There’s been several mentions of the pirate radio roots of this double EP – can you tell me more about this influence? How would you say it integrates with your own tracks? Is it this kind of outside influence that keeps Release so experimental?

KM: That’s something Rory [Gibb] wrote once and I like the description. I’d like to think of what I’m doing now as not being influenced by any one thing, but I’ve come from place where music was built for bass-heavy soundsystems. I like sub, I like basslines. And I don’t think I’ve ever had a very ‘polished’ sound, so maybe that also adds to the pirate-radio effect.

What do you listen to when you’re not listening to electronic music?
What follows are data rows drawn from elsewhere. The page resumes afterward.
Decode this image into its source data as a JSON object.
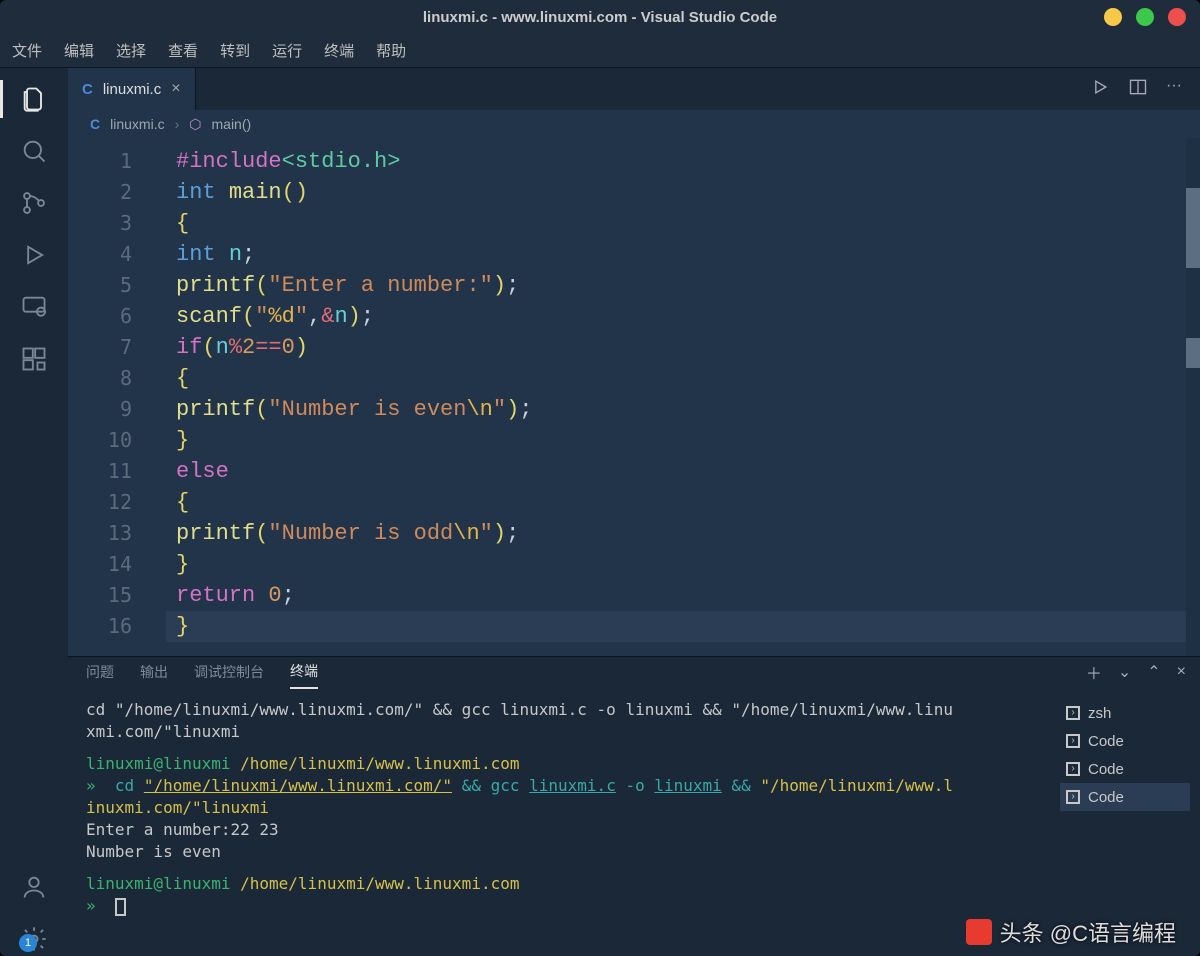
{
  "window": {
    "title": "linuxmi.c - www.linuxmi.com - Visual Studio Code"
  },
  "menu": [
    "文件",
    "编辑",
    "选择",
    "查看",
    "转到",
    "运行",
    "终端",
    "帮助"
  ],
  "tab": {
    "icon": "C",
    "label": "linuxmi.c"
  },
  "breadcrumb": {
    "icon": "C",
    "file": "linuxmi.c",
    "symbol": "main()"
  },
  "code": {
    "lines": [
      [
        {
          "c": "tk-mag",
          "t": "#include"
        },
        {
          "c": "tk-grn",
          "t": "<stdio.h>"
        }
      ],
      [
        {
          "c": "tk-blu",
          "t": "int "
        },
        {
          "c": "tk-fn",
          "t": "main"
        },
        {
          "c": "tk-yel",
          "t": "()"
        }
      ],
      [
        {
          "c": "tk-yel",
          "t": "{"
        }
      ],
      [
        {
          "c": "tk-blu",
          "t": "int "
        },
        {
          "c": "tk-cyn",
          "t": "n"
        },
        {
          "c": "tk-w",
          "t": ";"
        }
      ],
      [
        {
          "c": "tk-fn",
          "t": "printf"
        },
        {
          "c": "tk-yel",
          "t": "("
        },
        {
          "c": "tk-str",
          "t": "\"Enter a number:\""
        },
        {
          "c": "tk-yel",
          "t": ")"
        },
        {
          "c": "tk-w",
          "t": ";"
        }
      ],
      [
        {
          "c": "tk-fn",
          "t": "scanf"
        },
        {
          "c": "tk-yel",
          "t": "("
        },
        {
          "c": "tk-str",
          "t": "\""
        },
        {
          "c": "tk-esc",
          "t": "%d"
        },
        {
          "c": "tk-str",
          "t": "\""
        },
        {
          "c": "tk-w",
          "t": ","
        },
        {
          "c": "tk-red",
          "t": "&"
        },
        {
          "c": "tk-cyn",
          "t": "n"
        },
        {
          "c": "tk-yel",
          "t": ")"
        },
        {
          "c": "tk-w",
          "t": ";"
        }
      ],
      [
        {
          "c": "tk-mag",
          "t": "if"
        },
        {
          "c": "tk-yel",
          "t": "("
        },
        {
          "c": "tk-cyn",
          "t": "n"
        },
        {
          "c": "tk-red",
          "t": "%"
        },
        {
          "c": "tk-num",
          "t": "2"
        },
        {
          "c": "tk-red",
          "t": "=="
        },
        {
          "c": "tk-num",
          "t": "0"
        },
        {
          "c": "tk-yel",
          "t": ")"
        }
      ],
      [
        {
          "c": "tk-yel",
          "t": "{"
        }
      ],
      [
        {
          "c": "tk-fn",
          "t": "printf"
        },
        {
          "c": "tk-yel",
          "t": "("
        },
        {
          "c": "tk-str",
          "t": "\"Number is even"
        },
        {
          "c": "tk-esc",
          "t": "\\n"
        },
        {
          "c": "tk-str",
          "t": "\""
        },
        {
          "c": "tk-yel",
          "t": ")"
        },
        {
          "c": "tk-w",
          "t": ";"
        }
      ],
      [
        {
          "c": "tk-yel",
          "t": "}"
        }
      ],
      [
        {
          "c": "tk-mag",
          "t": "else"
        }
      ],
      [
        {
          "c": "tk-yel",
          "t": "{"
        }
      ],
      [
        {
          "c": "tk-fn",
          "t": "printf"
        },
        {
          "c": "tk-yel",
          "t": "("
        },
        {
          "c": "tk-str",
          "t": "\"Number is odd"
        },
        {
          "c": "tk-esc",
          "t": "\\n"
        },
        {
          "c": "tk-str",
          "t": "\""
        },
        {
          "c": "tk-yel",
          "t": ")"
        },
        {
          "c": "tk-w",
          "t": ";"
        }
      ],
      [
        {
          "c": "tk-yel",
          "t": "}"
        }
      ],
      [
        {
          "c": "tk-mag",
          "t": "return "
        },
        {
          "c": "tk-num",
          "t": "0"
        },
        {
          "c": "tk-w",
          "t": ";"
        }
      ],
      [
        {
          "c": "tk-yel",
          "t": "}"
        }
      ]
    ],
    "highlightLine": 16
  },
  "panel": {
    "tabs": [
      "问题",
      "输出",
      "调试控制台",
      "终端"
    ],
    "activeTab": 3,
    "shells": [
      "zsh",
      "Code",
      "Code",
      "Code"
    ],
    "activeShell": 3
  },
  "terminal": {
    "l1a": "cd \"/home/linuxmi/www.linuxmi.com/\" && gcc linuxmi.c -o linuxmi && \"/home/linuxmi/www.linu",
    "l1b": "xmi.com/\"linuxmi",
    "prompt_user": "linuxmi@linuxmi ",
    "prompt_path": "/home/linuxmi/www.linuxmi.com",
    "l3a": "cd ",
    "l3b": "\"/home/linuxmi/www.linuxmi.com/\"",
    "l3c": " && ",
    "l3d": "gcc ",
    "l3e": "linuxmi.c",
    "l3f": " -o ",
    "l3g": "linuxmi",
    "l3h": " && ",
    "l3i": "\"/home/linuxmi/www.l",
    "l4": "inuxmi.com/\"linuxmi",
    "l5": "Enter a number:22 23",
    "l6": "Number is even"
  },
  "settings_badge": "1",
  "watermark": "头条 @C语言编程"
}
KM: I listen to a lot of radio, mostly spoken-word programmes on Radio 4 and 5. On the non-electronic music side of things, 6 Music and on occasion some Radio 3. Radio is another love of mine from an early age and I actually have another part-time job working in radio right now. I’m very lucky to be doing both that and music.

For me the big surprise was the final track. It really shook me out of what had become a very pleasant stupor. Why end so abrasively?

KM: I wanted to end on something a bit different to the rest of it, and I like tension in music. That track is all about tension and release, which is pretty much what the whole EP is about. It encapsulates the vibe of the whole thing I think; the release of tension in a positive way and breaking free from negativity. It’s a good document of my musical ideas over that twelve month period.

I’ve always wondered: why did you choose the name Pangaea? It’s going to be hard to knock Google throwing up a Wiki on the supercontinent in first place, although your Soundcloud page makes second place which is pretty good going considering the competition.

KM: Second place isn’t good enough! (this is my competitive streak coming out right now). Maybe I should be paying Google in order to shift that landmass from the top spot. Yeah I needed a DJ name back in ’06 when we put on our first Ruffage night in Leeds as any DJing I’d done before that was unbilled – it makes me laugh thinking back, going into Tribe Records to put up the poster and Simon Scott (Subdub promoter) looking at it and saying ‘which one are you?’ And I can’t remember exactly how I came across the name, but I liked how it sounded, so stuck with it. I didn’t have a clue I’d be where I am now back then, competing with a superclub in Singapore, various telecommunications companies and the like. Yet I don’t know what other name I’d give myself either. Answers on a postcard…

What are you listening to at the moment?

KM: Right now I feel like I’m only skimming the surface by checking out demos, podcasts that friends have recommended to me and new releases in the record shops. It’s hard to keep up with everything sometimes, not just with new music but also the vast swathes of pre-existing music which is waiting to be dug up piece by piece. As all my work is music-related I often feel like turning to other things when I have some down-time in order to give my ears a break.

What’s next?  For yourself and for Hessle?

KM: Apart from continuing to DJ, I’m just working on more music. There are a lot of ideas bouncing around my head and various projects that need finishing over the coming weeks and months. I’d like to self-release my next record and see where things naturally go from there next year, so it’s just a case of making the time and approaching it all constructively. As for Hessle, we’ll just carry on releasing music as and when it feels right – we never have too much planned ahead.